The best movie of the lot was Siestas & Olas (naps and waves), recommended by S2. It logs the surf safari of Tom Wegener and a few buddies as they surf and camp down the coast of Mexico. The narrator has a wry sense of humor and keeps the story rolling along with the old truck that carries the surfers on their journey of exploration. They happen upon many deliciously empty waves spotted from the rutted roads. It almost made me want to go on a Mexico surf safari myself... almost. But the comments about constant mosquito bites, accommodations without beds, not showering for weeks - well, I guess I'm just soft, but that doesn't sound like all that much fun. Fly me to a remote but comfortable resort fronting a warm left point break instead.

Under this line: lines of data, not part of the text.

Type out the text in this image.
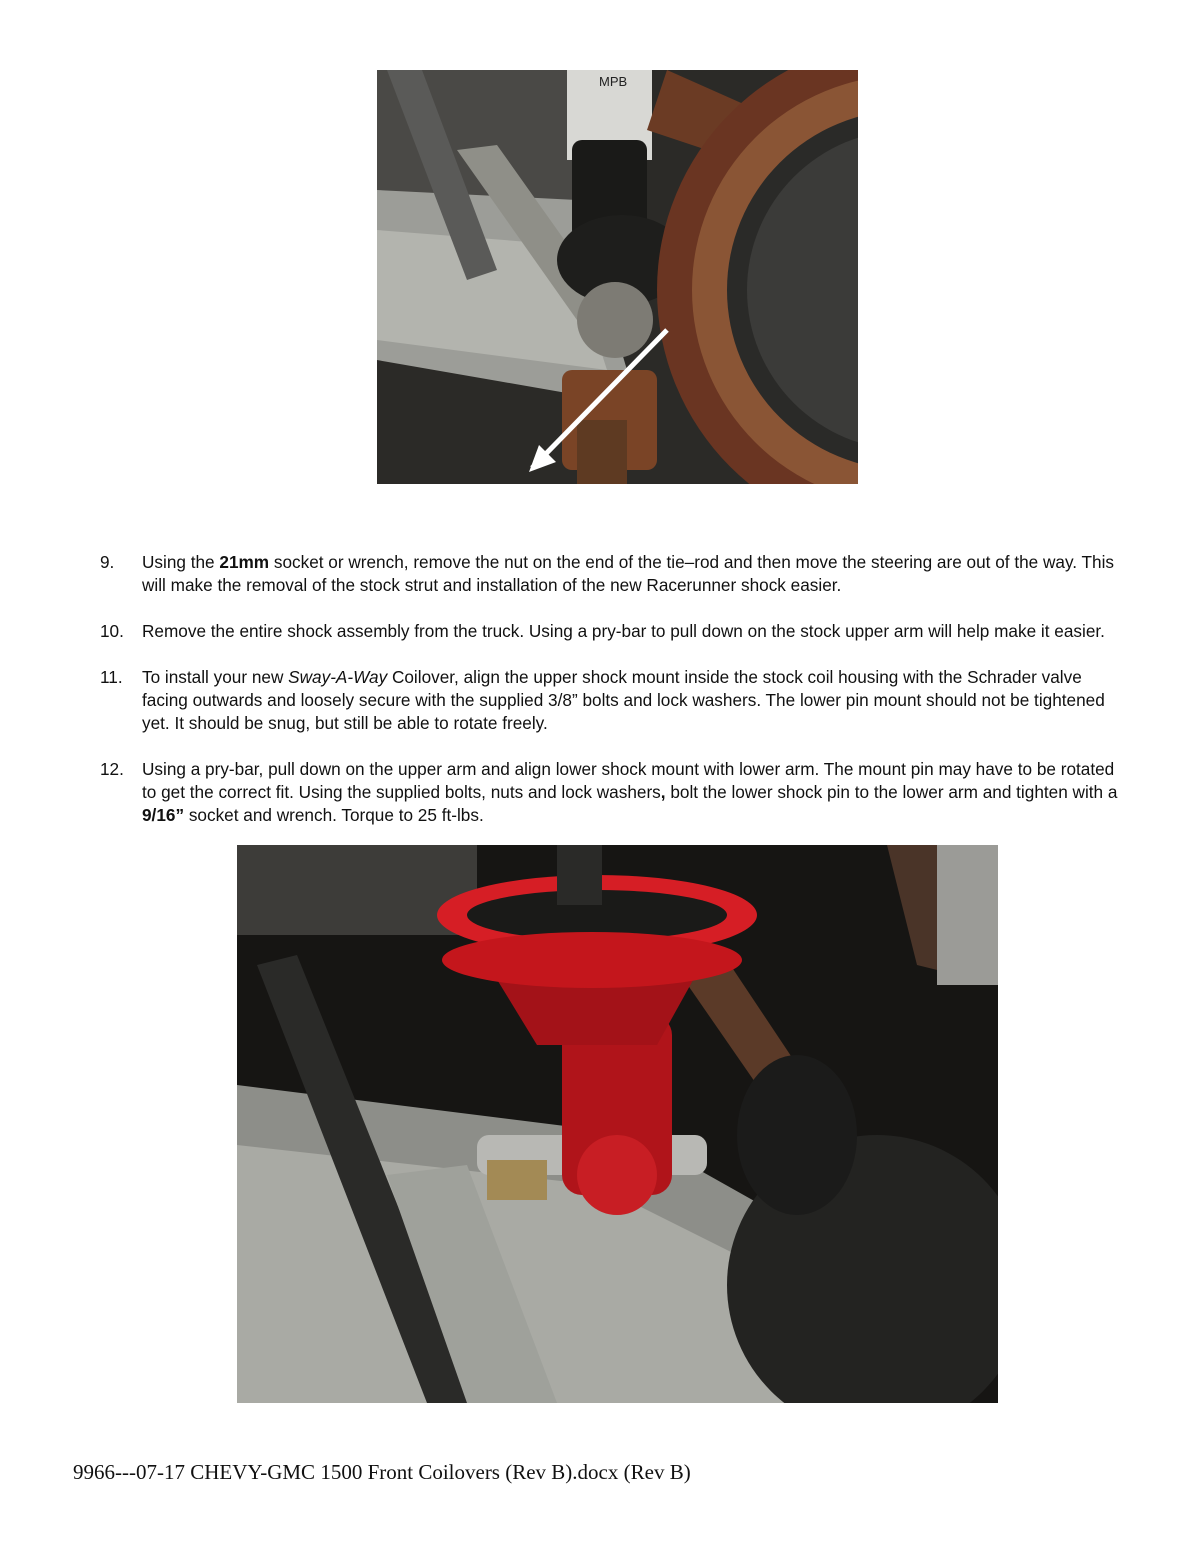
MPB
9.	Using the 21mm socket or wrench, remove the nut on the end of the tie–rod and then move the steering are out of the way. This will make the removal of the stock strut and installation of the new Racerunner shock easier.
10.	Remove the entire shock assembly from the truck. Using a pry-bar to pull down on the stock upper arm will help make it easier.
11.	To install your new Sway-A-Way Coilover, align the upper shock mount inside the stock coil housing with the Schrader valve facing outwards and loosely secure with the supplied 3/8” bolts and lock washers. The lower pin mount should not be tightened yet. It should be snug, but still be able to rotate freely.
12.	Using a pry-bar, pull down on the upper arm and align lower shock mount with lower arm. The mount pin may have to be rotated to get the correct fit. Using the supplied bolts, nuts and lock washers, bolt the lower shock pin to the lower arm and tighten with a 9/16” socket and wrench. Torque to 25 ft-lbs.
9966---07-17 CHEVY-GMC 1500 Front Coilovers (Rev B).docx (Rev B)
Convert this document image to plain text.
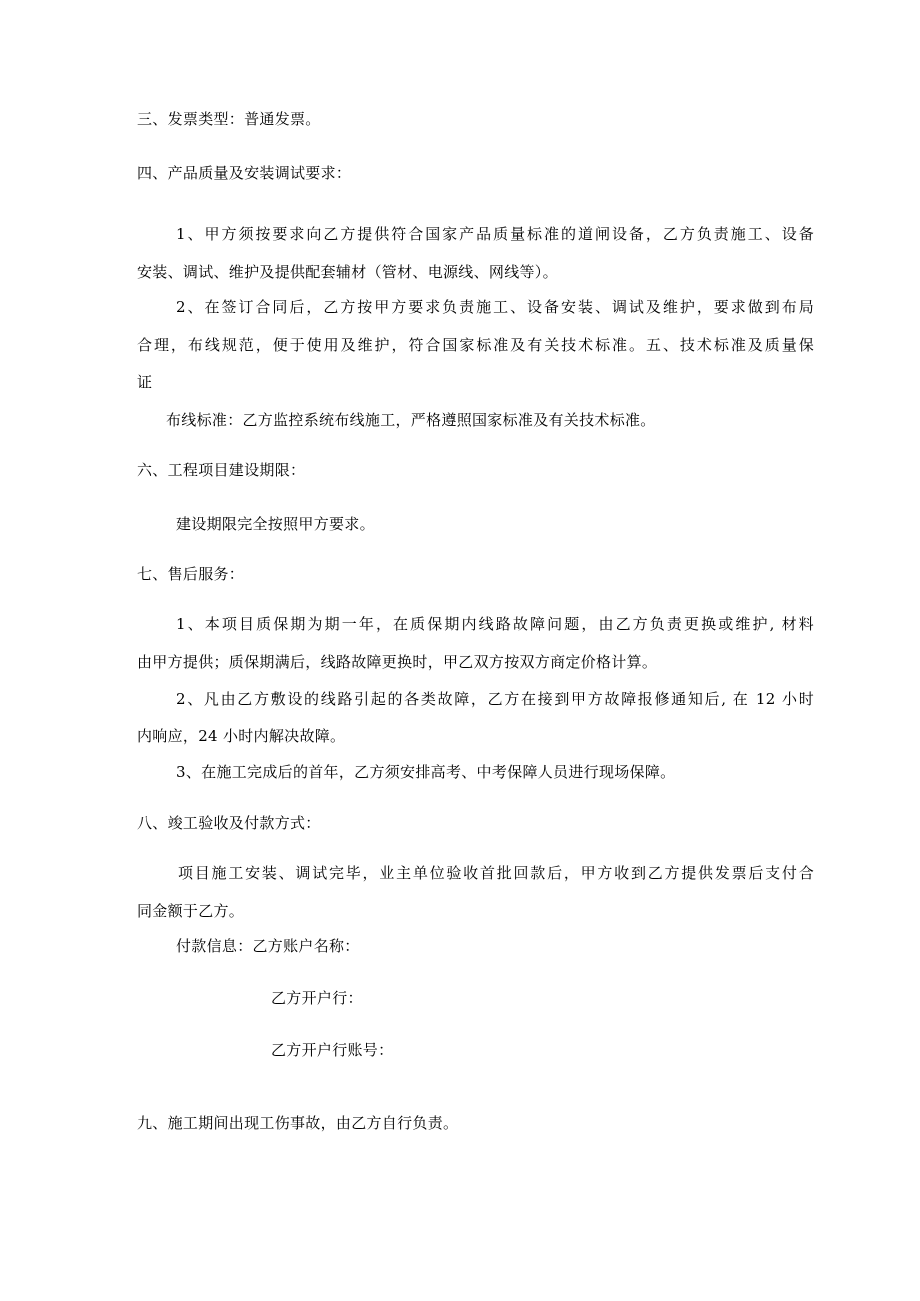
三、发票类型：普通发票。
四、产品质量及安装调试要求：
1、甲方须按要求向乙方提供符合国家产品质量标准的道闸设备，乙方负责施工、设备
安装、调试、维护及提供配套辅材（管材、电源线、网线等）。
2、在签订合同后，乙方按甲方要求负责施工、设备安装、调试及维护，要求做到布局
合理，布线规范，便于使用及维护，符合国家标准及有关技术标准。五、技术标准及质量保
证
布线标准：乙方监控系统布线施工，严格遵照国家标准及有关技术标准。
六、工程项目建设期限：
建设期限完全按照甲方要求。
七、售后服务：
1、本项目质保期为期一年，在质保期内线路故障问题，由乙方负责更换或维护, 材料
由甲方提供；质保期满后，线路故障更换时，甲乙双方按双方商定价格计算。
2、凡由乙方敷设的线路引起的各类故障，乙方在接到甲方故障报修通知后, 在 12 小时
内响应，24 小时内解决故障。
3、在施工完成后的首年，乙方须安排高考、中考保障人员进行现场保障。
八、竣工验收及付款方式：
项目施工安装、调试完毕，业主单位验收首批回款后，甲方收到乙方提供发票后支付合
同金额于乙方。
付款信息：乙方账户名称：
乙方开户行：
乙方开户行账号：
九、施工期间出现工伤事故，由乙方自行负责。
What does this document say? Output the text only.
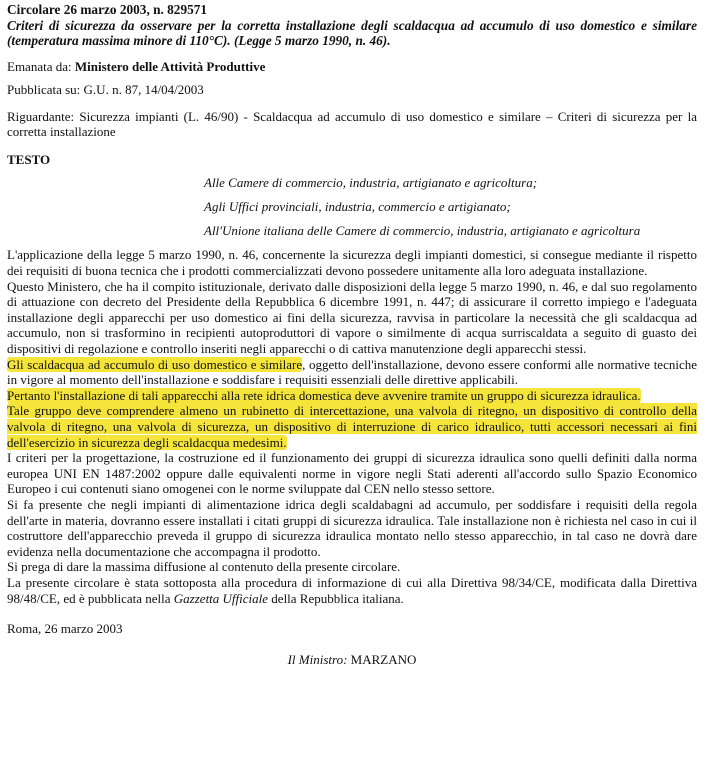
Circolare 26 marzo 2003, n. 829571
Criteri di sicurezza da osservare per la corretta installazione degli scaldacqua ad accumulo di uso domestico e similare (temperatura massima minore di 110°C). (Legge 5 marzo 1990, n. 46).
Emanata da: Ministero delle Attività Produttive
Pubblicata su: G.U. n. 87, 14/04/2003
Riguardante: Sicurezza impianti (L. 46/90) - Scaldacqua ad accumulo di uso domestico e similare – Criteri di sicurezza per la corretta installazione
TESTO
Alle Camere di commercio, industria, artigianato e agricoltura;
Agli Uffici provinciali, industria, commercio e artigianato;
All'Unione italiana delle Camere di commercio, industria, artigianato e agricoltura

L'applicazione della legge 5 marzo 1990, n. 46, concernente la sicurezza degli impianti domestici, si consegue mediante il rispetto dei requisiti di buona tecnica che i prodotti commercializzati devono possedere unitamente alla loro adeguata installazione.

Questo Ministero, che ha il compito istituzionale, derivato dalle disposizioni della legge 5 marzo 1990, n. 46, e dal suo regolamento di attuazione con decreto del Presidente della Repubblica 6 dicembre 1991, n. 447; di assicurare il corretto impiego e l'adeguata installazione degli apparecchi per uso domestico ai fini della sicurezza, ravvisa in particolare la necessità che gli scaldacqua ad accumulo, non si trasformino in recipienti autoproduttori di vapore o similmente di acqua surriscaldata a seguito di guasto dei dispositivi di regolazione e controllo inseriti negli apparecchi o di cattiva manutenzione degli apparecchi stessi.

Gli scaldacqua ad accumulo di uso domestico e similare, oggetto dell'installazione, devono essere conformi alle normative tecniche in vigore al momento dell'installazione e soddisfare i requisiti essenziali delle direttive applicabili.

Pertanto l'installazione di tali apparecchi alla rete idrica domestica deve avvenire tramite un gruppo di sicurezza idraulica.

Tale gruppo deve comprendere almeno un rubinetto di intercettazione, una valvola di ritegno, un dispositivo di controllo della valvola di ritegno, una valvola di sicurezza, un dispositivo di interruzione di carico idraulico, tutti accessori necessari ai fini dell'esercizio in sicurezza degli scaldacqua medesimi.

I criteri per la progettazione, la costruzione ed il funzionamento dei gruppi di sicurezza idraulica sono quelli definiti dalla norma europea UNI EN 1487:2002 oppure dalle equivalenti norme in vigore negli Stati aderenti all'accordo sullo Spazio Economico Europeo i cui contenuti siano omogenei con le norme sviluppate dal CEN nello stesso settore.

Si fa presente che negli impianti di alimentazione idrica degli scaldabagni ad accumulo, per soddisfare i requisiti della regola dell'arte in materia, dovranno essere installati i citati gruppi di sicurezza idraulica. Tale installazione non è richiesta nel caso in cui il costruttore dell'apparecchio preveda il gruppo di sicurezza idraulica montato nello stesso apparecchio, in tal caso ne dovrà dare evidenza nella documentazione che accompagna il prodotto.

Si prega di dare la massima diffusione al contenuto della presente circolare.

La presente circolare è stata sottoposta alla procedura di informazione di cui alla Direttiva 98/34/CE, modificata dalla Direttiva 98/48/CE, ed è pubblicata nella Gazzetta Ufficiale della Repubblica italiana.

Roma, 26 marzo 2003
Il Ministro: MARZANO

As I write this, I'm less than half watching My Eyes Won't Dry, basic wordless surf porn set to so-so tunes. The inside-the-tube footage initially made me catch my breath, thinking what it will be like to someday experience that for myself. But with no story to hold my interest, my mind soon drifted away. There's a lot of footage from boardcams, but that too gets old after a while. And now I see that it's over. Oh well, time to watch CSI on Netflix Instant. Or better yet, to check the surf forecast for tomorrow one more time. I'm looking forward to a mellow longboard session to melt away the stress of the workweek.